Il 65enne è riuscito a comunicare dopo alcuni giorni. È titolare di una pizzeria che porta il suo nome, si è trasferito 15 anni fa

CARPI. Si è trasferito da Carpi nel regno polinesiano di Tonga per aprire la sua attività commerciale, ma negli ultimi giorni ha vissuto momenti di paura insieme alla sua famiglia.

Il carpigiano Marco Maini , 65 anni, per giorni non è riuscito a contattare parenti e amici in Italia a causa del blocco delle comunicazioni, avvenuto in seguito all’eruzione del vulcano sottomarino nell’Oceano Pacifico. Questo fenomeno ha provocato uno tsunami con danni ingentissimi conseguenti.


Maini è riuscito, dopo giorni, a mettersi in contatto con i parenti, rassicurandoli sulla sua incolumità e su quella della sua famiglia. Il carpigiano si è trasferito 15 anni fa nel Regno di Tonga. Qui ha aperto una pizzeria che porta il suo nome, Marco’s Pizza, divenuta un punto di riferimento per gli italiani all’estero. Lo si capisce dalle numerose recensioni lasciate in Rete sul suo locale. Marco, residente a Nukualofa, la capitale, si è sposato con una donna del posto, dalla quale ha avuto due figlie.
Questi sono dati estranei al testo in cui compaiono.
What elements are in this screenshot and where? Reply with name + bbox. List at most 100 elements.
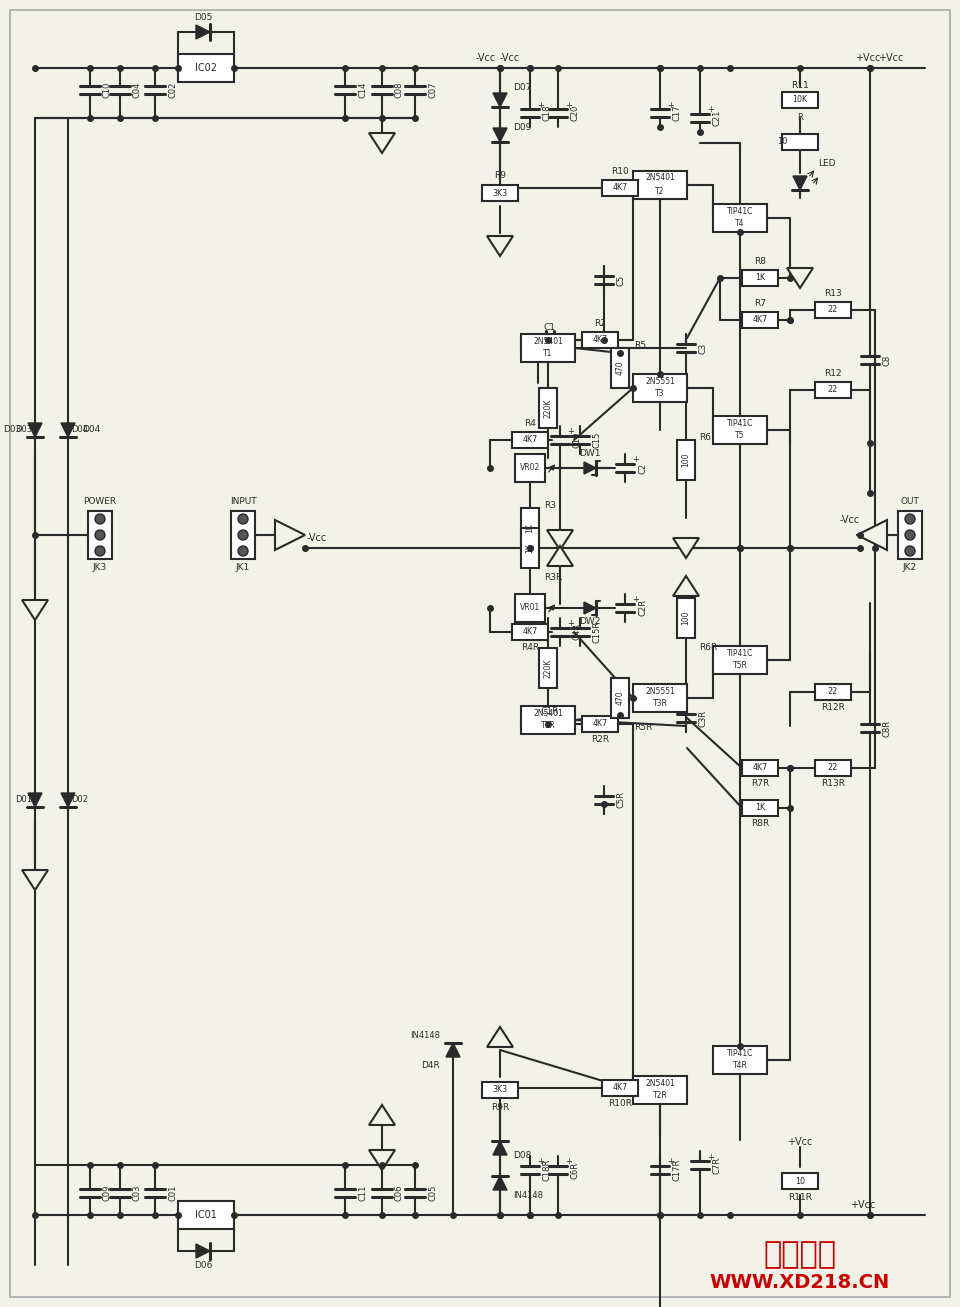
Text: +: + — [708, 1153, 714, 1162]
Text: 4K7: 4K7 — [753, 763, 768, 772]
Text: JK1: JK1 — [236, 563, 251, 572]
Text: -Vcc: -Vcc — [500, 54, 520, 63]
Bar — [539, 648, 557, 687]
Text: R8: R8 — [754, 257, 766, 267]
Text: R5R: R5R — [634, 724, 652, 732]
Polygon shape — [547, 546, 573, 566]
Text: R3: R3 — [544, 502, 556, 511]
Bar — [677, 440, 695, 480]
Text: R8R: R8R — [751, 819, 769, 829]
Bar — [521, 335, 575, 362]
Bar — [633, 374, 687, 403]
Text: R9R: R9R — [491, 1103, 509, 1111]
Polygon shape — [446, 1043, 460, 1057]
Bar — [521, 508, 539, 548]
Bar — [512, 433, 548, 448]
Bar — [677, 599, 695, 638]
Text: C8R: C8R — [883, 719, 892, 737]
Bar — [521, 706, 575, 735]
Bar — [602, 1080, 638, 1097]
Text: OUT: OUT — [900, 498, 920, 507]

Dal 14 gennaio, i parenti di Marco non avevano più sue notizie. Molti gli hanno scritto su Facebook, ma l’interruzione delle linee di comunicazione ha fatto sì che non potesse rispondere.

Il vulcano da cui è scaturito lo tsunami è distante una settantina di chilometri dall’abitazione del carpigiano. Strade allagate, edifici distrutti e ampie aree ricoperte dalle ceneri vulcaniche sono stati prodotti dall’eruzione. Tuttavia, è arrivata la comunicazione rassicurante sullo stato di salute di Maini, che si trovava in una zona di collina, lontana dalla calamità naturale. Questo non significa che lo spavento non sia stato tanto ugualmente per il 65enne, la moglie e le bambine che si trovavano a poche decine di chilometri dal disastro.

Mentre gli operatori telefonici si stanno occupando del ripristino delle linee, gli abitanti di Tonga riescono a comunicare tramite collegamenti provvisori con cui si riesce a trasmettere lo stretto necessario. I disagi si sono creati a seguito della rottura del relativo cavo di comunicazione sottomarino e non potranno essere superati fino all’intervento di una nave specializzata, che dovrebbe partire dalla Papua Nuova Guinea nel fine settimana, ma dovrà prima recarsi a Samoa per caricare la necessaria strumentazione tecnica.

Anche sul fronte umanitario stanno arrivando gli aiuti. Cinque giorni dopo l’eruzione del vulcano Hunga Tonga-Hunga Hàapai e del successivo tsunami che ha devastato le isole Tonga sono atterrati all’aeroporto principale dell'arcipelago, sull’isola di Tongatapui, i primi aerei militari australiani e neozelandesi carichi di aiuti. Un atterraggio reso possibile da giorni di lavoro per ripulire la pista coperta da una spessa coltre di cenere che la rendeva inutilizzabile.